In a recent submission to the Quality of Advice Review proposals paper, law firm Herbert Smith Freehills said it supported the proposals in relation to expanding the ability for superannuation trustees to provide advice to their members.
While the proposals paper has stated that the scope of this advice would be limited to advice about the member’s interest in the fund, the law firm said there would be merit in further broadening the scope of this proposed authorisation.
“To our minds, there is an opportunity for superannuation funds to play a broader role in improving retirement outcomes for their members by providing better access to personal advice about matters relating to, but not limited to, their superannuation interest,” the law firm stated.
“Further, in our view it is difficult for a trustee to provide ‘good advice’ without having the ability to holistically consider the financial situation, objectives and needs of the member.”
The law firm gave an example of members who are approaching retirement having access to affordable and scalable advice about maximising their social security entitlements which may involve increasing the amount they contribute to super.
“In our view, it would be reasonable and appropriate for trustees to be able to provide such advice. Equally, a member may require advice about transition to retirement or retirement income products, and it may be the case that a superannuation trustee providing ‘good advice’ would recommend a product offered by a different financial services provider such as a life insurer or an alternative superannuation trustee,” the submission explained.
“In our view, it is not clear whether such advice would fall within the ambit of being ‘about’ the member’s interest in the fund.”
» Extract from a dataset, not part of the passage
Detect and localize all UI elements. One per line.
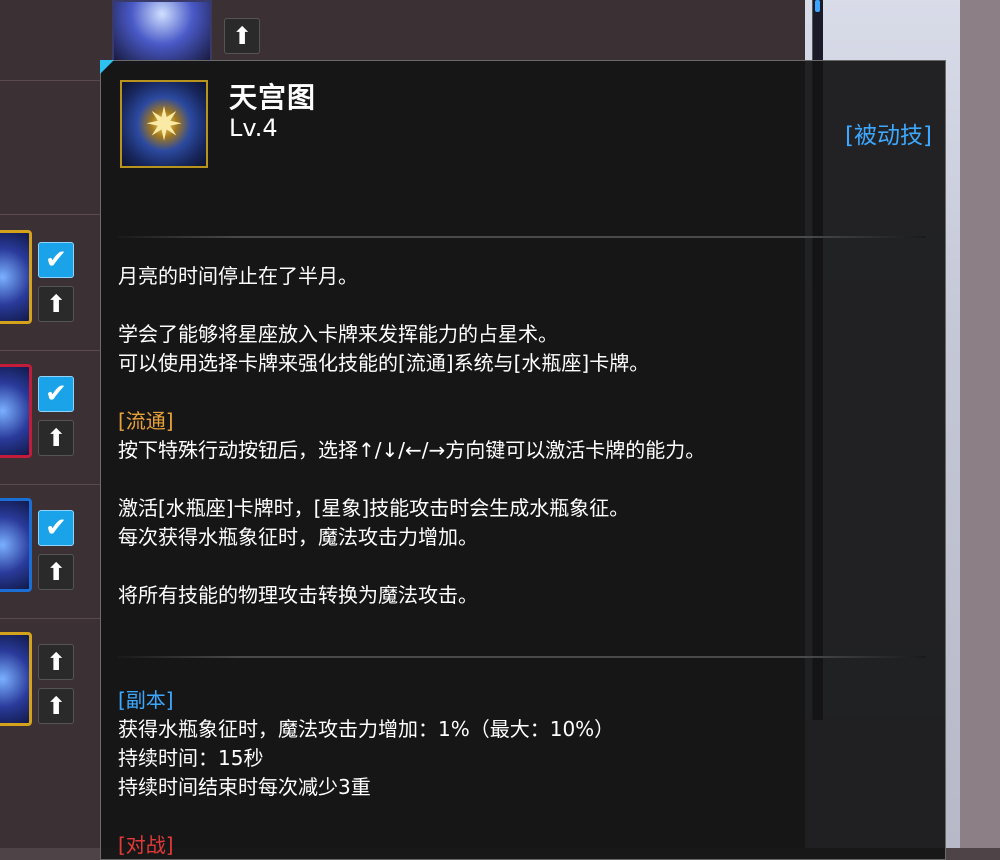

The submission also stated that the current legal basis upon which adviser service fees are paid from super balances is currently flawed.
“In our view, the expectation that superannuation trustees monitor the performance of advice licensees is unreasonable and rooted in the concept that an adviser service fee is an expense of the fund,” it said.
“We propose that advisers be solely responsible for ensuring that the fees they deduct from a superannuation fund relate to the member’s interest in that Fund and that superannuation trustees be relieved of the burden of seeking to monitor the activities of advice licensees.”